Contract negotiations between Teamsters Local 117, the Union that represents the nearly 400 workers at the Puyallup warehouse, and Fred Meyer began on June 13. The Union and the Company last met on September 9, but talks broke off when Fred Meyer insisted on degrading workers’ health care coverage and on securing the ability to outsource the workers’ jobs to a third-party subcontractor.

“Fred Meyer is trying to bully grocery warehouse workers by threatening to erode their health care coverage and outsource good, local jobs. These workers play a vital role in maintaining the food supply chain that helps feed families across the Pacific Northwest. By holding these workers hostage, Fred Meyer is irresponsibly putting our food supply chain and our communities at risk,” said Tracey A. Thompson, Secretary-Treasurer of Teamsters Local 117.

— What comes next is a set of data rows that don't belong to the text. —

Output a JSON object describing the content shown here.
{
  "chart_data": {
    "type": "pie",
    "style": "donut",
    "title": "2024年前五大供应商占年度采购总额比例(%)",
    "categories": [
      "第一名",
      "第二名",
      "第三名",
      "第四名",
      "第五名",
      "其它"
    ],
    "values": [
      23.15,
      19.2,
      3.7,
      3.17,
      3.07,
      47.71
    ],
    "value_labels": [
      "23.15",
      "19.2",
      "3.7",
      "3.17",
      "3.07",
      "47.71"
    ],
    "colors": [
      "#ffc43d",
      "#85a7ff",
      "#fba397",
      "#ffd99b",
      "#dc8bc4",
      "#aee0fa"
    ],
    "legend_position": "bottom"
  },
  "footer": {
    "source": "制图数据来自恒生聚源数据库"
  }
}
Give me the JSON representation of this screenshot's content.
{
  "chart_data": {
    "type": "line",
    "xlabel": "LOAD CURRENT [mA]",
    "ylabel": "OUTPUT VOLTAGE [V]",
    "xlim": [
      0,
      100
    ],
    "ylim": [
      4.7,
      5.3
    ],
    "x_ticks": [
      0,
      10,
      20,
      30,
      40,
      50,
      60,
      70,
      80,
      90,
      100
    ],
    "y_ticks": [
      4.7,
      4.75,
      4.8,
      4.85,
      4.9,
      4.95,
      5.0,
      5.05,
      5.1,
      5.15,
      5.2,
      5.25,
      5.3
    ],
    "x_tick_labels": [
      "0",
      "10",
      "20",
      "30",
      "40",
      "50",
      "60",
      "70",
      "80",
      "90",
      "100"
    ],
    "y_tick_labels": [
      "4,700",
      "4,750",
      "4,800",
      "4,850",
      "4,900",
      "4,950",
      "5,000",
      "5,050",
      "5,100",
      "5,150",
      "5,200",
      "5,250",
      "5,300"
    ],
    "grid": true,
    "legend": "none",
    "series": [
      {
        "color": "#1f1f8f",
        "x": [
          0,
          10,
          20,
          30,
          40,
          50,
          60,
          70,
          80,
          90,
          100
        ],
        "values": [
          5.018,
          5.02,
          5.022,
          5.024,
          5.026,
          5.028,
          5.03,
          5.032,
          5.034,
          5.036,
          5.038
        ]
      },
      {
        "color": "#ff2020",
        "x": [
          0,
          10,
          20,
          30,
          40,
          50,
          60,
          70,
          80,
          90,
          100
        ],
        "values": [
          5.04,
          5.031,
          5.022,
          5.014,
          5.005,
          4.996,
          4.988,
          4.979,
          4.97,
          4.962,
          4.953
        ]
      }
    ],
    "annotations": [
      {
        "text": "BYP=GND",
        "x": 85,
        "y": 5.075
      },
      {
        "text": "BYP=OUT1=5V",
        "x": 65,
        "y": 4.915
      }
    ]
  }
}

Over the weekend of August 23-24, warehouse workers voted 241-2 to authorize a strike. On September 13, the workers and their allies took part in a multi-state leafleting action to educate Fred Meyer customers in Alaska, Oregon, Idaho, and Washington State about the health care and outsourcing issues. Workers also talked with consumers about the mistreatment of workers and animals on the dairy farms that supply Fred Meyer’s milk. The effort was organized by the Farm to Family Coalition, an association of labor, faith, environmental and organic food activists aimed at promoting food safety and workplace justice across the supply chain.

Warehouse workers at three other major groceries – Safeway, SuperValu, and Unified Grocers – voted to ratify their contracts in July, leaving Fred Meyer as the only Teamster grocery warehouse in the area that has not settled its contract. The Union and the Company will meet in federal mediation on Monday, September 22.

Teamsters Local 117 represents approximately 16,000 members, with over 1000 members who work in the grocery warehouse industry.